Who is this for: - Those that read “Inspired” and thought it lacked the steps before discovery. - Those that want a practical understanding of product strategy
Key takeaways: - Strategy is not a set and forget artifact - Don’t make this book a waterfall direction cookbook, learn from the details and focus and the underlying principles
Impressions: I love this book! To me it is a much needed antidote to the bloated high level “principles” approach by Marty Cagan. Bassino shows that providing tools, frameworks, and good examples is a great way to learn and understand a topic, and from there deduct the underlying principles.
I’ve read many of the references mentioned throughout this book and really needed someone to show me how to tie it all together in a way that is actionable. “Product Direction” those exactly that.
Its’ structure and to the point communication make it a very pleasing learning experience. The tools, frameworks, and other references listed also makes it easy to dive deeper where needed.
Some sections could probably benefit from a revision and also some typos on the way but still a five star read.
Through the book Nacho guides the reader through a set of tools and thought exercises aimed at help set, define and communicate a product direction. The approach is practical and pragmatic, but at the same time it allows to have a clear picture of the "why" and defined the expected outcomes of each step in the process.
Having read different books on strategy, road mapping and goal-setting frameworks, Product Direction provides a concrete and experience base guidance for all of them, armed with real-life examples and calls to action.
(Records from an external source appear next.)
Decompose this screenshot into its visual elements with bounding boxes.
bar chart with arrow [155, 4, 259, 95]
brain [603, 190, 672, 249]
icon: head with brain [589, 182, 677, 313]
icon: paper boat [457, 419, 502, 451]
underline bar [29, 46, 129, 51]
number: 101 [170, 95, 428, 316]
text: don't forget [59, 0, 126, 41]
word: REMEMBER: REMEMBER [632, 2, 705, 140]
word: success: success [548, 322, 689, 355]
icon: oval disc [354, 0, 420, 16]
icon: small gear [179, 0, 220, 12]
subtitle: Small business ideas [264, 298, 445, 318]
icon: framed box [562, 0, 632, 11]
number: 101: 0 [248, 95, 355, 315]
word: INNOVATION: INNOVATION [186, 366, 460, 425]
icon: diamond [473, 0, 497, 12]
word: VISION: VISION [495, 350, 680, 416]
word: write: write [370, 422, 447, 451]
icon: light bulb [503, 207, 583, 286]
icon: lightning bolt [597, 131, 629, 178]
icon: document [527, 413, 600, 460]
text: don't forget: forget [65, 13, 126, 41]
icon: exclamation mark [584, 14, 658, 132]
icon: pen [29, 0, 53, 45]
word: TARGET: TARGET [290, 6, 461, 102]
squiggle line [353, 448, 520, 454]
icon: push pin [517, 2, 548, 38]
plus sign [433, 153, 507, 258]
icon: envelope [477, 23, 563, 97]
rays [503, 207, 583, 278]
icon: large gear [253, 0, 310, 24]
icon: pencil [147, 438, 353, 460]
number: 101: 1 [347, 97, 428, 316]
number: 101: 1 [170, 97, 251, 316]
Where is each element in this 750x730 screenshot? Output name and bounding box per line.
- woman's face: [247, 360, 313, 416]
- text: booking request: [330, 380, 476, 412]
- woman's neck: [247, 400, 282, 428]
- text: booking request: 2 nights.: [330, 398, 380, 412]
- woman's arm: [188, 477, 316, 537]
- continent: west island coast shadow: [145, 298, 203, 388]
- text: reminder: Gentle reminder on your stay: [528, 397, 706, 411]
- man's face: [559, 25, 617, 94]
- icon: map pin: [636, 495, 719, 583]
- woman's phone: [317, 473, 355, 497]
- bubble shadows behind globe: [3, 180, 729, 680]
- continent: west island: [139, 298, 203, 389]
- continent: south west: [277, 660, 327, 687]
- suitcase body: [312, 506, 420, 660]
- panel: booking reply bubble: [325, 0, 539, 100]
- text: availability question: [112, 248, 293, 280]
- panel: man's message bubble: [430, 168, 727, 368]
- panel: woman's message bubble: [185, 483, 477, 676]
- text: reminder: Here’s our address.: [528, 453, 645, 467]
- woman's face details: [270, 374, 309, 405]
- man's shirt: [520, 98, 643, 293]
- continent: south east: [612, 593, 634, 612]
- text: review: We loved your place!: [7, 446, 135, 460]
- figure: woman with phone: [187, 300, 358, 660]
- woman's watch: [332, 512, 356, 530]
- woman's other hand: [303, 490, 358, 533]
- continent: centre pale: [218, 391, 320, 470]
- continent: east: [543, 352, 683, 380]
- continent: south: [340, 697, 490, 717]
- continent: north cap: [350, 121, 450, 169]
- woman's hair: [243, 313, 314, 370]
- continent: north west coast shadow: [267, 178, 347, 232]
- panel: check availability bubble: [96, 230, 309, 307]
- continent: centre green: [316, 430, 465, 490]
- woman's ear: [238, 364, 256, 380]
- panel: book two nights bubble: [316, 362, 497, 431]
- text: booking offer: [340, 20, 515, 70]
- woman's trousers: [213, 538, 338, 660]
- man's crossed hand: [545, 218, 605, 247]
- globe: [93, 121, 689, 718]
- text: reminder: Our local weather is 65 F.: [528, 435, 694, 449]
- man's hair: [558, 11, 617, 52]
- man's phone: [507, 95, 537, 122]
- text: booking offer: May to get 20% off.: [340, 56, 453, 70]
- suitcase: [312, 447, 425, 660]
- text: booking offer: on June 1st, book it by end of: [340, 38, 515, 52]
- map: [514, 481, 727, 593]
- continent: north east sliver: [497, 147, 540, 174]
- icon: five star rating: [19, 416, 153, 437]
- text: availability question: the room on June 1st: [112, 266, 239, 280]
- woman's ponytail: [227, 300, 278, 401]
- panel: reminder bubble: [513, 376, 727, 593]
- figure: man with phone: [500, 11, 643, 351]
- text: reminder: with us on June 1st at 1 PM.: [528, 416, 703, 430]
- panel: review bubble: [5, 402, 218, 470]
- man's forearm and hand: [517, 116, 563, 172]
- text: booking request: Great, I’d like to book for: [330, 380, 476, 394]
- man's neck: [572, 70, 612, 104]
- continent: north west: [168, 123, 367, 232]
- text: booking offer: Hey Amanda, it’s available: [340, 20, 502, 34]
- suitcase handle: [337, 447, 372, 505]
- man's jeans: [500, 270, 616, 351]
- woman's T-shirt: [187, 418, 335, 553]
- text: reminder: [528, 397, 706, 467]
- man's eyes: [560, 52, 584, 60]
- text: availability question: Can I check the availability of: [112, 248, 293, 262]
This book has some really great advice and strategies for building product strategy and how to act on that strategy. I was able to take a lot of great notes and to start applying some of the concepts to my current work. I struggled to follow some of the examples for SquadStats which made all the sections of the book about that a little confusing for me personally. However, I plan to return to those sections again in the future to see if I can tackle them and get a better understanding.
A fantastic book! It has written for product leaders who lead empowered teams building digital products. Very well structured to guide the reader through fascinating product matters such as product direction, product strategy, roadmaps, and OKRs. The author shares with us whole his knowledge and expertise.
This book has lots of great insights and strategies to align roadmaps with the overall strategy and especially with OKR, which helps me a lot to make the targets and goals a bit more visible.